Wildfire Outlook Gives Different Prospects For East-West Divide

Apr 22, 2019

It was a particularly snowy and wet winter this year.  But a fire official says that doesn’t mean it’ll alleviate the summer’s potential for wildfires.

A 2012 photo of a fire outside Sisters, Oregon.
Credit Oregon Department of Transportation

John Saltenberger is with the Northwest Coordination Center.  His agency did find snowpack in late March was exceptionally high, owing to heavy snowfall in late February.

“It certainly can set the stage and delay the onset of fire season," says Saltenberger. "But if we look back at records, we find that the preceding winter and spring snowpack and rainfall doesn’t have as big an influence on fire season as we might like to think. 

Night backburn on Shasta-Bally, 2008.
Credit Hayden / Flickr.com

"Just takes a few weeks of dry weather going into July and August, and fire danger in the season will come right up to average or above average, despite the fact that the preceding winter might have been quite wet.”

The 2019 wildfire outlook for the Pacific Northwest suggests it’ll be a more normal year, not as intense as previous ones.  But Saltenberger outlines what’ll happen on either side of the Cascades this summer.

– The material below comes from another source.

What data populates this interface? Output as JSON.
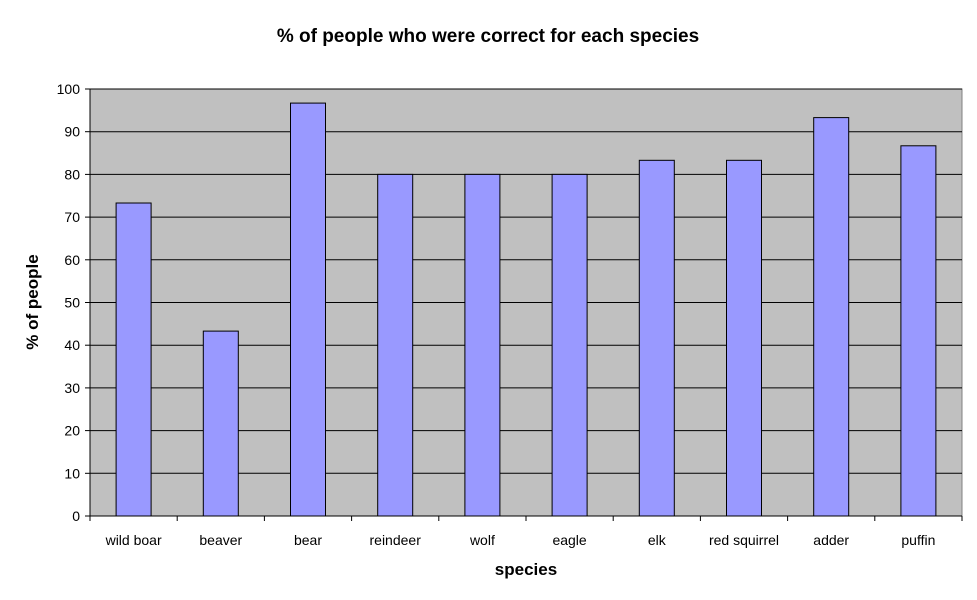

“The longer range forecast and outlooks that we get from NOAA, are indicating that east of the Cascades in Oregon and much of Washington, the summer looks like it’ll have more than typical summertime rain showers and thundershowers, more moisture than typical.”

Saltenberger says by comparison, areas west of the range will be hotter and drier starting in late June and possibly into September.  Yet for now, he expects 2019 to have less fire activity across the Pacific Northwest…which also means less smoke funneling through the Willamette Valley.